Reminders…and Thank You
Ever since hurricane Katrina turned my life upside down, I've had good days and bad days. Thankfully, most of them have been good days. On the bad days, I give myself a good kick in the ass and remind myself that there are a lot of people who have it much worse than I do.
But some days, like today, a kick in the ass just isn't enough.
My husband and I are rapidly becoming discouraged. Our hurricane insurance company reached a settlement with our neighbor who has the same coverage, same company, and identical damage to her house. Guess what the HURRICANE insurance company wants to give her for her destroyed house?
$465. Yep. Four hundred and sixty-five dollars to cover all damages, which amount to about $200,000.
Things don't look any better for us. And worse, we can't get any repairs made, nor can we sell the house because my husband's boat is constantly out to sea, so he can't be around to get any of that done. The big stressor is that we're approaching transfer time, and if we don't get something done with the house, we're going to be making rent AND mortgage payments, which we can't afford.
To top things off, we're in a holding pattern with FEMA and our SBA loan because they all need the settlement paperwork from the insurance company, who hasn't sent us their determination yet. Gee, can't wait for that $465 check from them.
So anyway, today is one of the bad days. I'm trying to get my spirits up, but I'm truly on the edge today. I'm joining Steph on the orca cliff, and maybe I'll borrow her cape.
It didn't help to look at the pictures my friend sent me from my town in Mississippi. I truly think that the survival mode I was in has worn off, and now the reality is hitting me again. It hurts to see the area I loved so torn apart. It hurts to be on the verge of financial catastrophe and to have to rely on the generosity of others. It bites to know that my husband is living in a tiny little space smaller than most people's bathrooms where he can't get away from work to relax, since he's pretty much living in his office on his Coast Guard ship.
And so if I sometimes lose it and say things that seem harsh, like I recently did, that's why. It may not be fair to think of other problems as "small," but when you are walking in donated shoes, somebody complaining about a pebble in their new, expensive ones doesn't sound like a big deal. That doesn't mean that I don't have sympathy–it's just that on bad days, I have trouble relating. Go ahead and call me insensitive–I'm getting used to it.

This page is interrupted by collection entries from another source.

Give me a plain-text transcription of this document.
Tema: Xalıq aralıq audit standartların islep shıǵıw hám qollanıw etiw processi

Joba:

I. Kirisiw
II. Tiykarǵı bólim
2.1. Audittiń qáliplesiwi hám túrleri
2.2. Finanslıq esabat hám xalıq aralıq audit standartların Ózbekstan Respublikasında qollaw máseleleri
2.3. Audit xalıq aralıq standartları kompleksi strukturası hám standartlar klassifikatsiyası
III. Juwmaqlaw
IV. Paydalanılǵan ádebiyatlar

Here are some of the reminders that have topped off my depression today:
These are places I where I used to eat and shop… O'Charley's.
Local strip mall.
How I got clothes for me and my family (that's not me, however!):
How people in my town are living:


It's those last two pictures that remind me how lucky I am that I have a place to stay, but at the same time they make me really sad for those who are living in tent cities and on their front lawns. But I do want everyone who has given to Katrina relief and who has helped us in so many ways to know how grateful I am. The whole Mississippi gulf coast is thankful, and as bad as things are down there, the people are strong and WILL be okay. We will, too. It's just that on some days, being okay seems a long ways off.